L’objectif de cette rencontre de haut niveau était clair : coordonner le déplacement de la délégation officielle qui accompagnera l’équipe nationale durant le tournoi, prévu du 11 juin au 19 juillet.
Un enjeu sportif et diplomatique
Au-delà de la logistique, cette réunion traduit une réelle volonté politique : démontrer que la RDC est capable de gérer avec rigueur un événement d’envergure internationale. Sur le terrain, le défi sera de taille. Logés dans le groupe K, les Léopards affronteront le Portugal, la Colombie et l’Ouzbékistan — un tirage exigeant qui impose une préparation millimétrée.

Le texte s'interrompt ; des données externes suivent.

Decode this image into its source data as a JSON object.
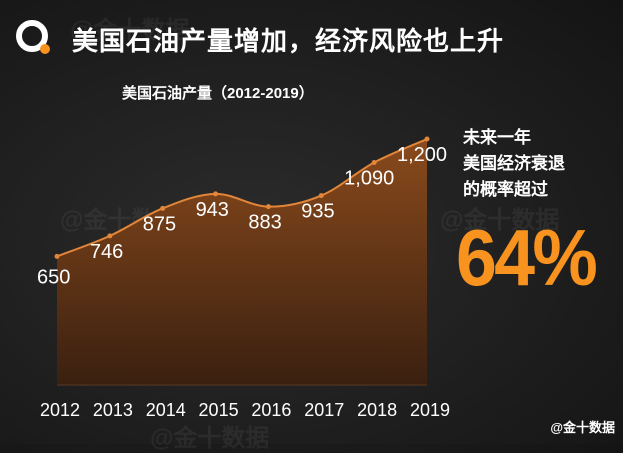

Mise en garde contre les arnaques
Conscient de l’effervescence populaire, le ministre Budimbu a profité de l’occasion pour mettre en garde la population contre les escroqueries en ligne. Il a fermement rappelé qu’aucun frais ne sera exigé des supporters officiellement retenus pour le voyage : billets, hébergement et transport seront intégralement pris en charge par l’État congolais. Une précision cruciale destinée à protéger les citoyens contre d’éventuels réseaux de fraude.
Un test de gouvernance
Ce retour au Mondial dépasse le cadre strictement sportif. Il s’agit d’un test grandeur nature pour la capacité du pays à conjuguer sport, diplomatie et bonne gouvernance. Pour Kinshasa, l’enjeu est double : porter haut les couleurs nationales face à des adversaires redoutables et prouver que la RDC sait désormais tenir son rang sur la scène internationale.